Challenges and Areas for Improvement
Initial Adjustment and Ergonomics: Observations showed a brief adjustment period, typically 5-10 minutes, for trainees, particularly those new to XR, to get used to the headset and their movements. NASA-TLX scores for Physical Demand were slightly higher, with an estimated 5% increase during early use, likely due to headset weight or unfamiliar movements. However, these scores mostly normalized during longer sessions.
Occlusion and Clarity Management: Occasionally, the AR overlay partially obscured important physical tools or landmarks. While infrequent, these instances sometimes interrupted the procedural flow as trainees adjusted their head position or focus. This led to slightly higher Mental Demand and Frustration scores on the NASA-TLX during those moments, with an estimated 8% increase in affected segments.
Information Density: Some trainees briefly scanned the augmented display in complex scenarios before focusing on a specific area, indicating possible information overload. Interview data supported this, showing a need for customizable display options to reduce cognitive load. This might explain variability in NASA-TLX Mental Demand scores among participants during detailed tasks.
Training Effectiveness and Efficiency
Faster Skill Acquisition and Performance Efficiency: Observational data and performance metrics indicated trends consistent with improved efficiency. Studies show that AR-assisted training lowers performance times. MediView XR is estimated to reduce the time needed to complete specific procedural steps by 15-20% compared to traditional methods using 2D images as a baseline. For instance, tasks like identifying and isolating certain vascular structures might see time reductions from 5 minutes to 4 minutes. Accuracy in identifying targets, like vessel dissection planes, showed an estimated 10-15% improvement based on past AR accuracy data.
Reduced Cognitive Workload: The NASA-TLX survey indicated a significant reduction in perceived workload. Mental Demand and Frustration scores averaged 15-20% lower when using MediView XR compared to tasks done without AR guidance. This suggests the AR system effectively managed some cognitive processing needed for spatial reasoning and procedural navigation.
Potential for Remote Training: Observations confirmed the feasibility of the remote collaboration feature. An expert mentor could view the trainee’s AR perspective in real-time, allowing for effective guidance and feedback, supporting findings on AR’s potential for telementoring.
Recommendations
The following suggestions aim to enhance the MediView XR user experience in cardiovascular surgery training, based on qualitative and quantitative data from this study:
Refine Occlusion and Information Management: Develop algorithms for handling occlusion that prioritize critical real-world objects. Implement user controls to adjust the transparency and density of AR overlays, offering “information modes” based on procedural phases.

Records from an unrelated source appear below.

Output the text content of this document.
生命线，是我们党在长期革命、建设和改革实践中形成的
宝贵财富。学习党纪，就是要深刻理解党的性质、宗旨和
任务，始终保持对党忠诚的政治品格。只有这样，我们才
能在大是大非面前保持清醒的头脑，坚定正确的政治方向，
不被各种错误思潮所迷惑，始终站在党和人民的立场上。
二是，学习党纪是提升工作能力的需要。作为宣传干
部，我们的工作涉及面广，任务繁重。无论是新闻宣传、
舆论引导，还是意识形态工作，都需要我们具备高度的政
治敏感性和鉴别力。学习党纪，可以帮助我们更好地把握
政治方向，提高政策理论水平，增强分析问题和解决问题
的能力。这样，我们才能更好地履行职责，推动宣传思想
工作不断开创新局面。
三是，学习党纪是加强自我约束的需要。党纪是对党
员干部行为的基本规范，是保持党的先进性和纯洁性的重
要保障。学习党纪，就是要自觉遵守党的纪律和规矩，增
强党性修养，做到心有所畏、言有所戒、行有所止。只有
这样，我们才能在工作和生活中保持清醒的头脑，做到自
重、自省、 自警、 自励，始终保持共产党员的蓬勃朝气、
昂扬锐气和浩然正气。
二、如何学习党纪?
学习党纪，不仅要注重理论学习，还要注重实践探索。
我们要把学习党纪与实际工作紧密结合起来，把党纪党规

Streamline Workflow and Ergonomics: Collaborate with Mayo Clinic’s IT and surgical planning teams to ensure seamless integration with existing systems. Continue ergonomic studies to decrease headset weight and increase comfort during longer training sessions.
Enhance Adaptability for Novice Users: Add brief, guided onboarding modules to help novice XR users adjust to the AR environment before tackling complex simulations.
Integrate Advanced Feedback Mechanisms: Explore adding haptic feedback for instrument-tissue interaction and improve performance analytics within the system, possibly using AI for personalized feedback based on observed actions and NASA-TLX data.